One in four Bowdoin students uses the College’s Counseling Service. However, Bowdoin cannot adequately meet the needs of these 462 students. Counseling Service can’t provide weekly one-on-one sessions, instead offering bi-weekly meetings and group sessions to most students. This week, the Orient published an article revealing the adverse impacts of this overcrowding. Students aren’t able to receive the support they need and are forced to seek care from off-campus providers, which costs more and is less convenient.
This has been a problem since 2013, when the Orient reported that 27 percent of the student body utilized Counseling Service and the office stopped weekly one-on-one meetings.
Students’ mental health needs must be met. Discussions of mental health frequently appear in the pages of the Orient and on our campus. Students’ happiness, well-being and academic performance suffer when they don’t get the help they need. If the College wants to maintain a diverse and healthy student body, it has to meet these mental health needs. Untreated or inadequately treated mental health issues can seriously harm students. This lack of coverage is irresponsible and cannot persist.
The lack of resources allocated towards counseling reflects a disregard for mental health issues, characteristic of a previous generation. Historically, mental illness was treated as something shameful that successful people did not suffer from. This attitude has impeded the growth of mental health services. In recent years, we’ve come to acknowledge that mental health problems affect many people and shouldn’t be stigmatized. Mirroring this acknowledgment, more Bowdoin students have sought counseling. Over the past 10 years, demand for counseling has increased by approximately 146 students. Allocation of resources towards counseling should reflect this increase.
In an interview with the Orient, Bernie Hershberger, director of counseling services and wellness programs, explained that under President Barry Mills the College had been planning a new counseling building to improve functionality and student experience. This project has been stunted. President Rose should show he understands the importance of strong mental health care and pick up where Mills left off.
To meet student demand, the College should allocate financial resources so Counseling Service can increase its staff. Many students who can’t see Bowdoin counselors every week transition to off-campus providers instead. Though this works for some, it presents a financial burden for others. With more counseling staff, more students would be able to have consistent appointments on campus.

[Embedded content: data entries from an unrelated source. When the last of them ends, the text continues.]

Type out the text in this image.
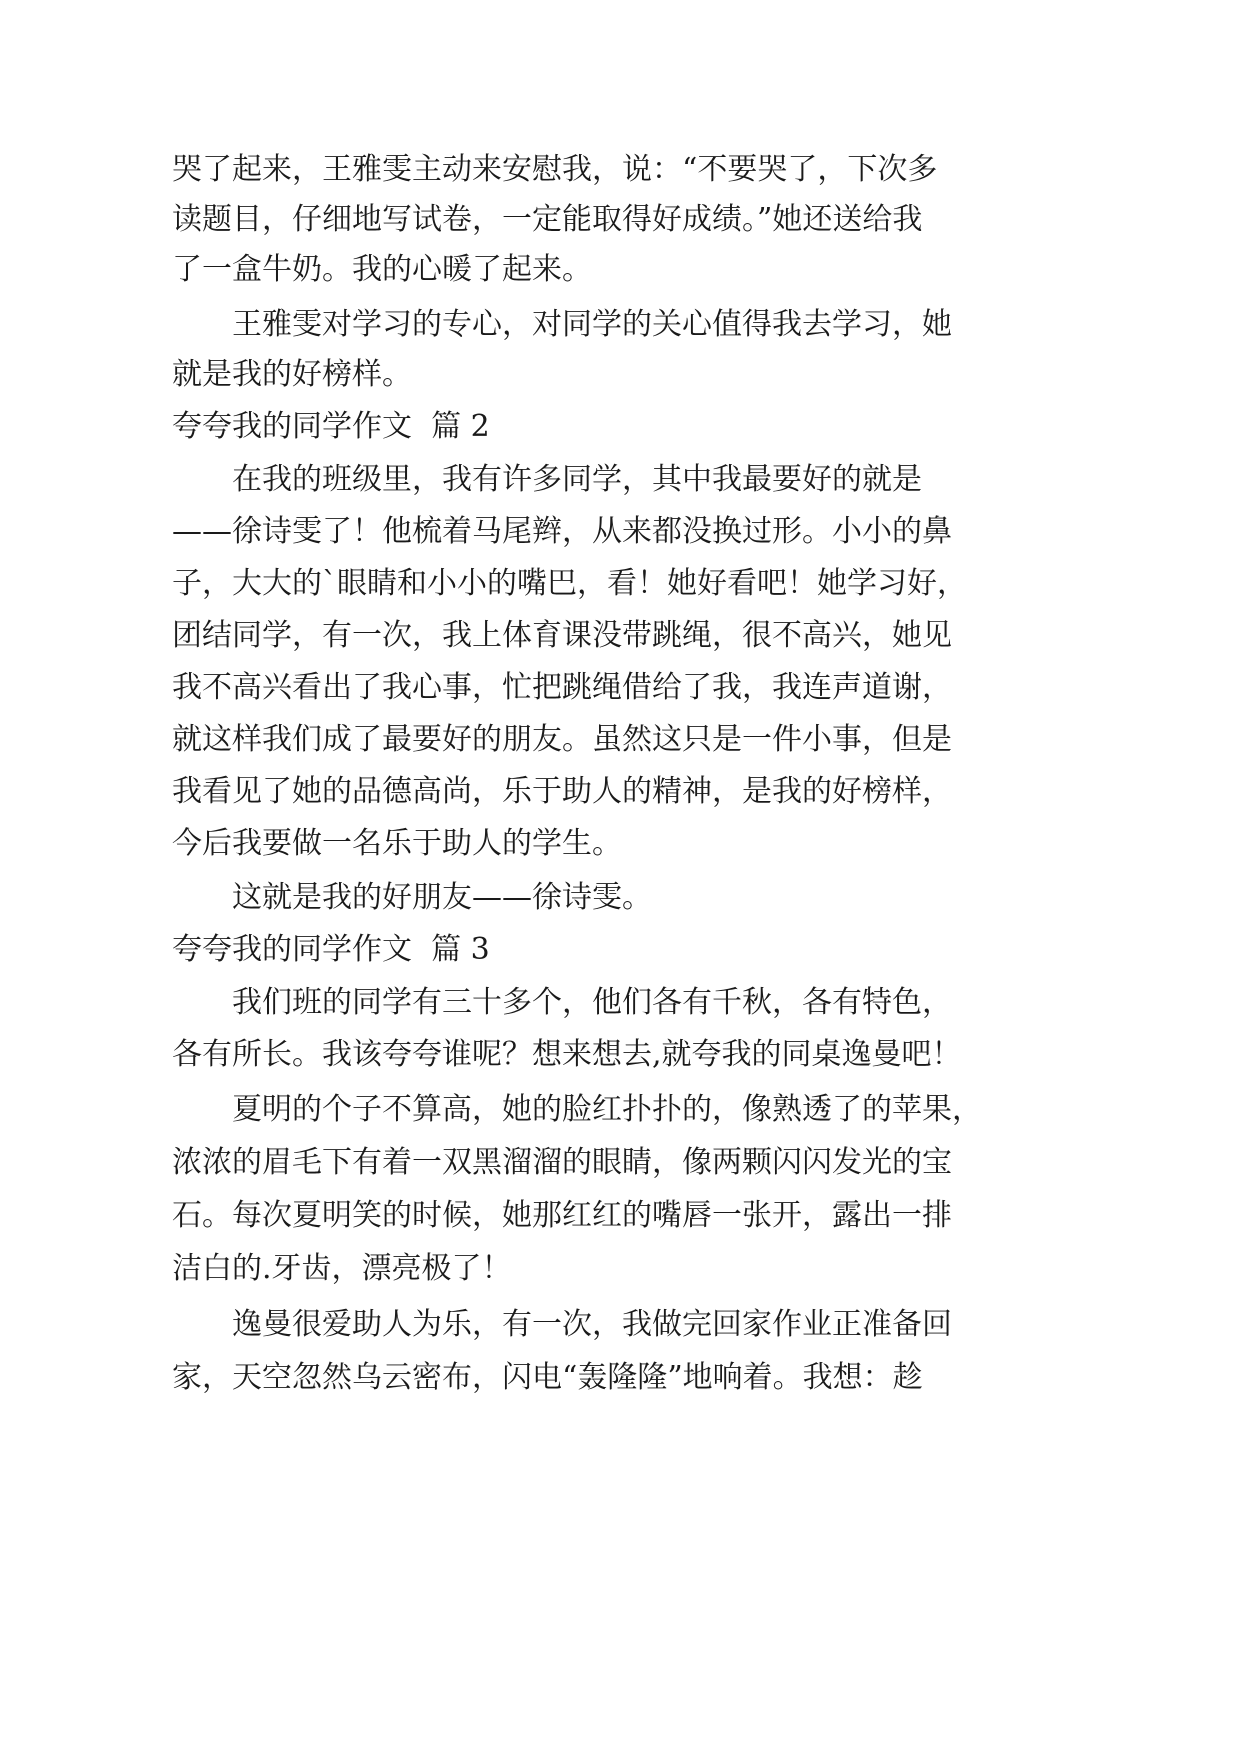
哭了起来，王雅雯主动来安慰我，说：“不要哭了，下次多
读题目，仔细地写试卷，一定能取得好成绩。”她还送给我
了一盒牛奶。我的心暖了起来。
王雅雯对学习的专心，对同学的关心值得我去学习，她
就是我的好榜样。
夸夸我的同学作文  篇 2
在我的班级里，我有许多同学，其中我最要好的就是
——徐诗雯了！他梳着马尾辫，从来都没换过形。小小的鼻
子，大大的`眼睛和小小的嘴巴，看！她好看吧！她学习好，
团结同学，有一次，我上体育课没带跳绳，很不高兴，她见
我不高兴看出了我心事，忙把跳绳借给了我，我连声道谢，
就这样我们成了最要好的朋友。虽然这只是一件小事，但是
我看见了她的品德高尚，乐于助人的精神，是我的好榜样，
今后我要做一名乐于助人的学生。
这就是我的好朋友——徐诗雯。
夸夸我的同学作文  篇 3
我们班的同学有三十多个，他们各有千秋，各有特色，
各有所长。我该夸夸谁呢？想来想去,就夸我的同桌逸曼吧！
夏明的个子不算高，她的脸红扑扑的，像熟透了的苹果，
浓浓的眉毛下有着一双黑溜溜的眼睛，像两颗闪闪发光的宝
石。每次夏明笑的时候，她那红红的嘴唇一张开，露出一排
洁白的.牙齿，漂亮极了！
逸曼很爱助人为乐，有一次，我做完回家作业正准备回
家，天空忽然乌云密布，闪电“轰隆隆”地响着。我想：趁
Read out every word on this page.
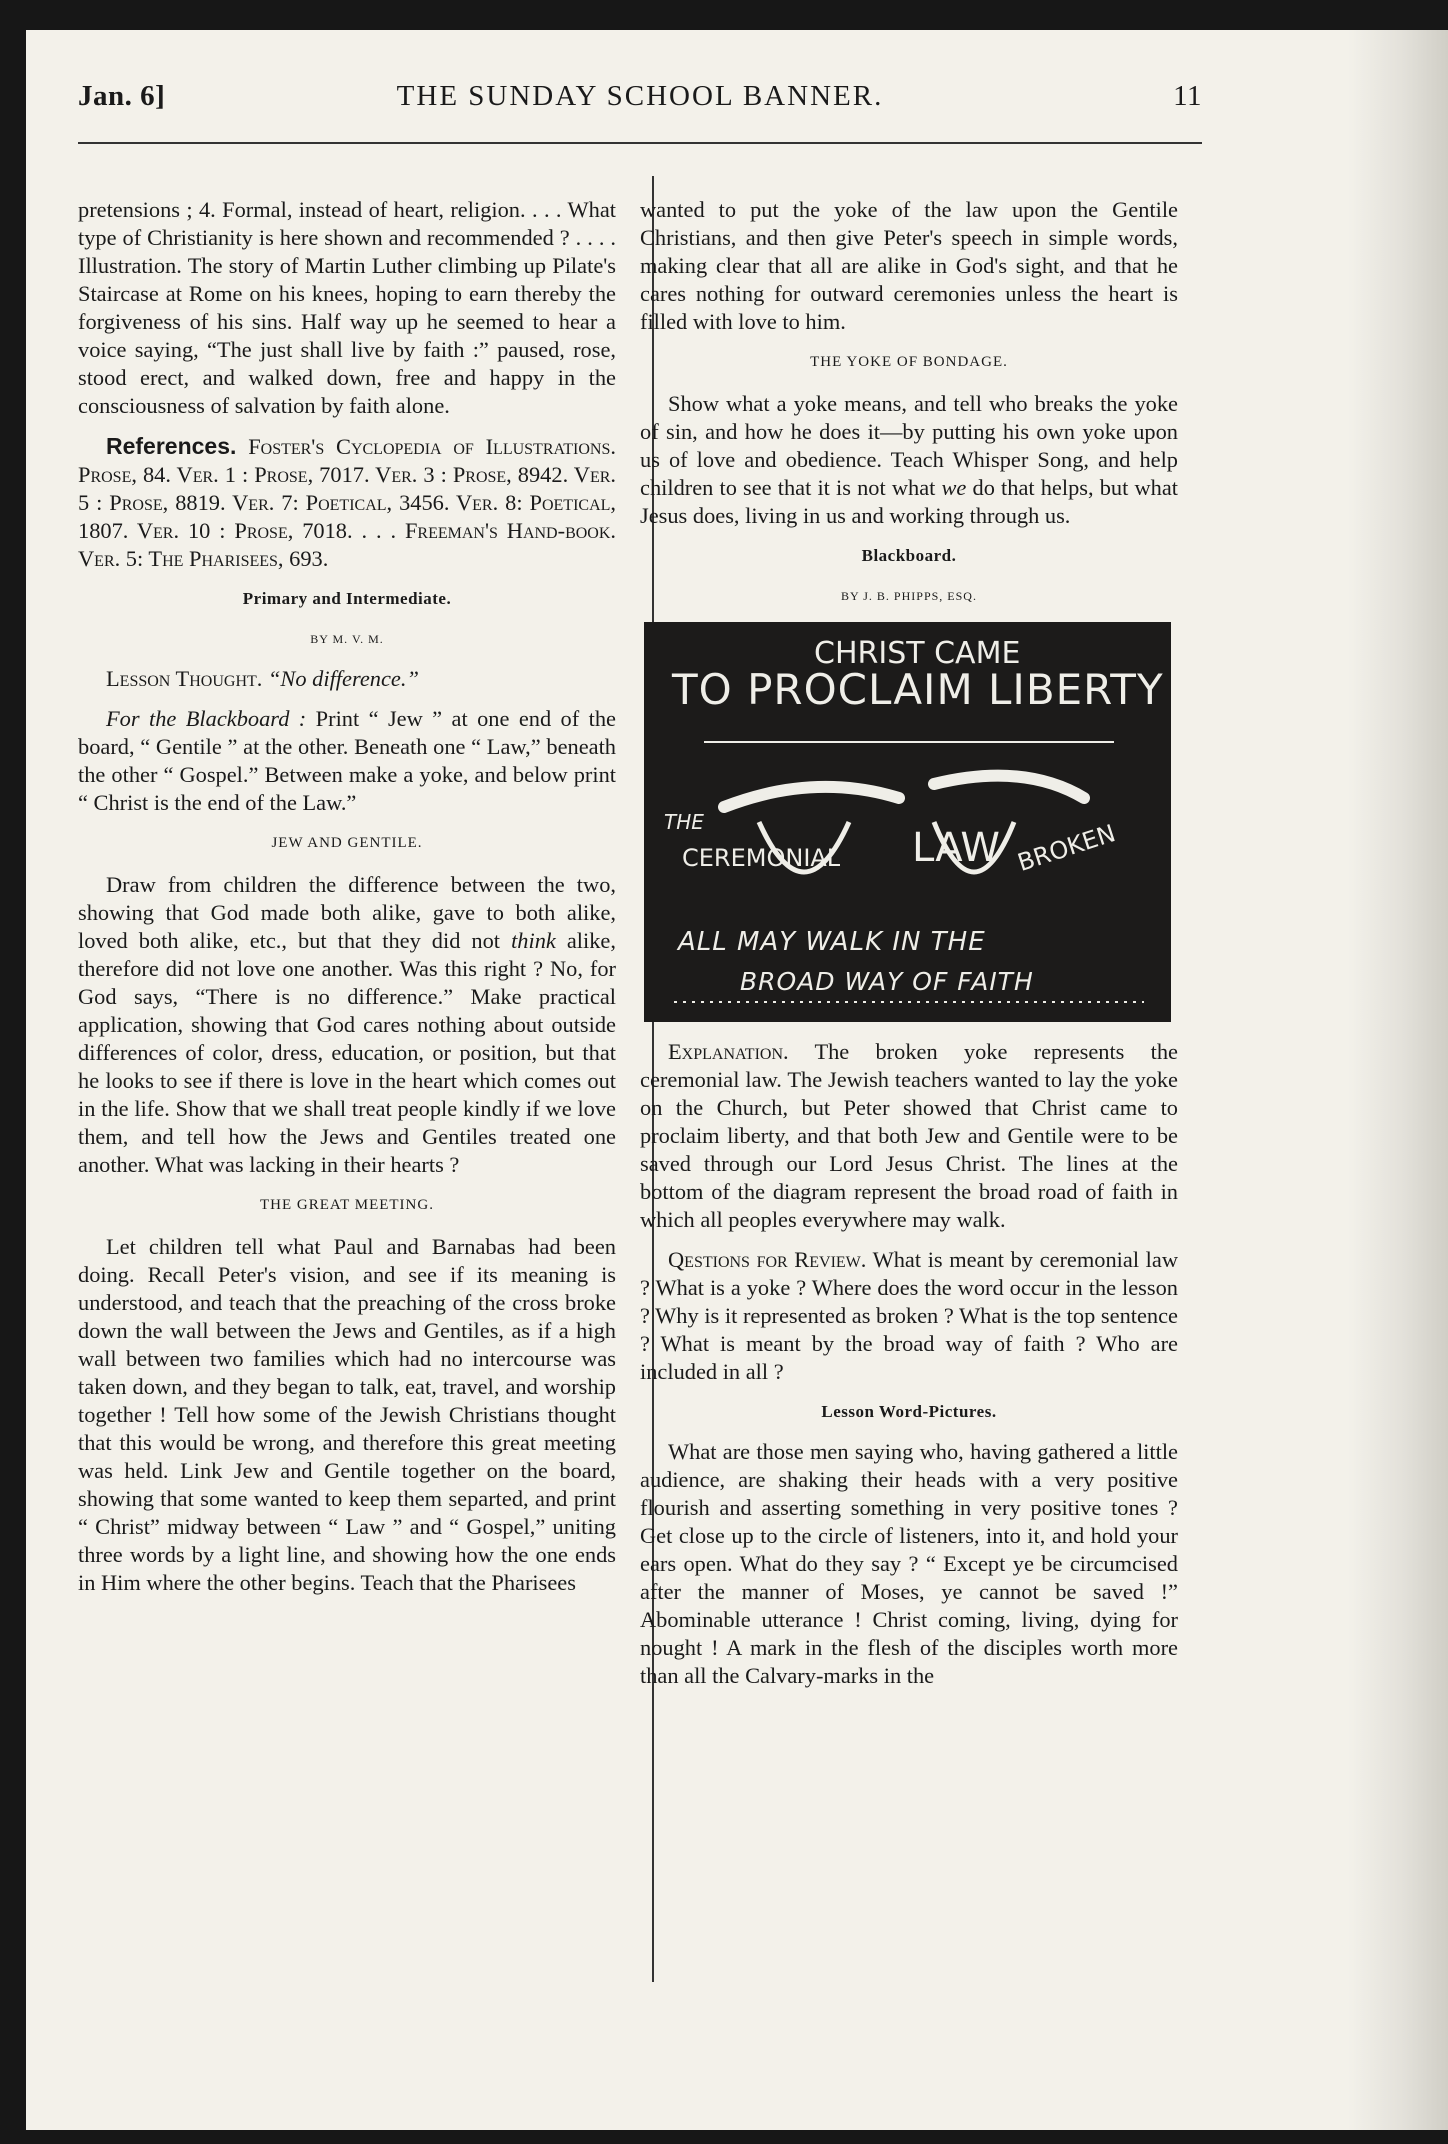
Jan. 6]	THE SUNDAY SCHOOL BANNER.	11

pretensions ; 4. Formal, instead of heart, religion. . . . What type of Christianity is here shown and recommended ? . . . . Illustration. The story of Martin Luther climbing up Pilate's Staircase at Rome on his knees, hoping to earn thereby the forgiveness of his sins. Half way up he seemed to hear a voice saying, “The just shall live by faith :” paused, rose, stood erect, and walked down, free and happy in the consciousness of salvation by faith alone.

References. Foster's Cyclopedia of Illustrations. Prose, 84. Ver. 1 : Prose, 7017. Ver. 3 : Prose, 8942. Ver. 5 : Prose, 8819. Ver. 7: Poetical, 3456. Ver. 8: Poetical, 1807. Ver. 10 : Prose, 7018. . . . Freeman's Hand-book. Ver. 5: The Pharisees, 693.

Primary and Intermediate.
BY M. V. M.

Lesson Thought. “No difference.”

For the Blackboard : Print “ Jew ” at one end of the board, “ Gentile ” at the other. Beneath one “ Law,” beneath the other “ Gospel.” Between make a yoke, and below print “ Christ is the end of the Law.”

JEW AND GENTILE.

Draw from children the difference between the two, showing that God made both alike, gave to both alike, loved both alike, etc., but that they did not think alike, therefore did not love one another. Was this right ? No, for God says, “There is no difference.” Make practical application, showing that God cares nothing about outside differences of color, dress, education, or position, but that he looks to see if there is love in the heart which comes out in the life. Show that we shall treat people kindly if we love them, and tell how the Jews and Gentiles treated one another. What was lacking in their hearts ?

THE GREAT MEETING.

Let children tell what Paul and Barnabas had been doing. Recall Peter's vision, and see if its meaning is understood, and teach that the preaching of the cross broke down the wall between the Jews and Gentiles, as if a high wall between two families which had no intercourse was taken down, and they began to talk, eat, travel, and worship together ! Tell how some of the Jewish Christians thought that this would be wrong, and therefore this great meeting was held. Link Jew and Gentile together on the board, showing that some wanted to keep them separted, and print “ Christ” midway between “ Law ” and “ Gospel,” uniting three words by a light line, and showing how the one ends in Him where the other begins. Teach that the Pharisees

wanted to put the yoke of the law upon the Gentile Christians, and then give Peter's speech in simple words, making clear that all are alike in God's sight, and that he cares nothing for outward ceremonies unless the heart is filled with love to him.

THE YOKE OF BONDAGE.

Show what a yoke means, and tell who breaks the yoke of sin, and how he does it—by putting his own yoke upon us of love and obedience. Teach Whisper Song, and help children to see that it is not what we do that helps, but what Jesus does, living in us and working through us.

Blackboard.
BY J. B. PHIPPS, ESQ.
CHRIST CAME
TO PROCLAIM LIBERTY
THE
CEREMONIAL LAW BROKEN
ALL MAY WALK IN THE
BROAD WAY OF FAITH

Explanation. The broken yoke represents the ceremonial law. The Jewish teachers wanted to lay the yoke on the Church, but Peter showed that Christ came to proclaim liberty, and that both Jew and Gentile were to be saved through our Lord Jesus Christ. The lines at the bottom of the diagram represent the broad road of faith in which all peoples everywhere may walk.

Qestions for Review. What is meant by ceremonial law ? What is a yoke ? Where does the word occur in the lesson ? Why is it represented as broken ? What is the top sentence ? What is meant by the broad way of faith ? Who are included in all ?

Lesson Word-Pictures.

What are those men saying who, having gathered a little audience, are shaking their heads with a very positive flourish and asserting something in very positive tones ? Get close up to the circle of listeners, into it, and hold your ears open. What do they say ? “ Except ye be circumcised after the manner of Moses, ye cannot be saved !” Abominable utterance ! Christ coming, living, dying for nought ! A mark in the flesh of the disciples worth more than all the Calvary-marks in the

Additionally, to support students confronting issues of gender identity, as discussed in the Orient’s article on a transgender athlete two weeks ago, one of these new counselors should specialize in gender therapy. Often, trans people cannot get hormones or surgery until they have received therapy. Thus, the support the College demonstrated by covering hormones and gender confirmation surgery in its health insurance plan means little if the College does not also provide access to productive gender identity therapy.
The College should consult Counseling Service and seek input from students to chart a more specific path forward. It is vital that the College’s actions reflect students’ needs. Colleges across the country are improving their mental health services. It is imperative that Bowdoin follow suit. Students’ mental health needs to be prioritized.
This editorial represents the majority view of The Bowdoin Orient’s editorial board, which is comprised of Julian Andrews, Harry DiPrinzio, Dakota Griffin, Jenny Ibsen and Meg Robbins.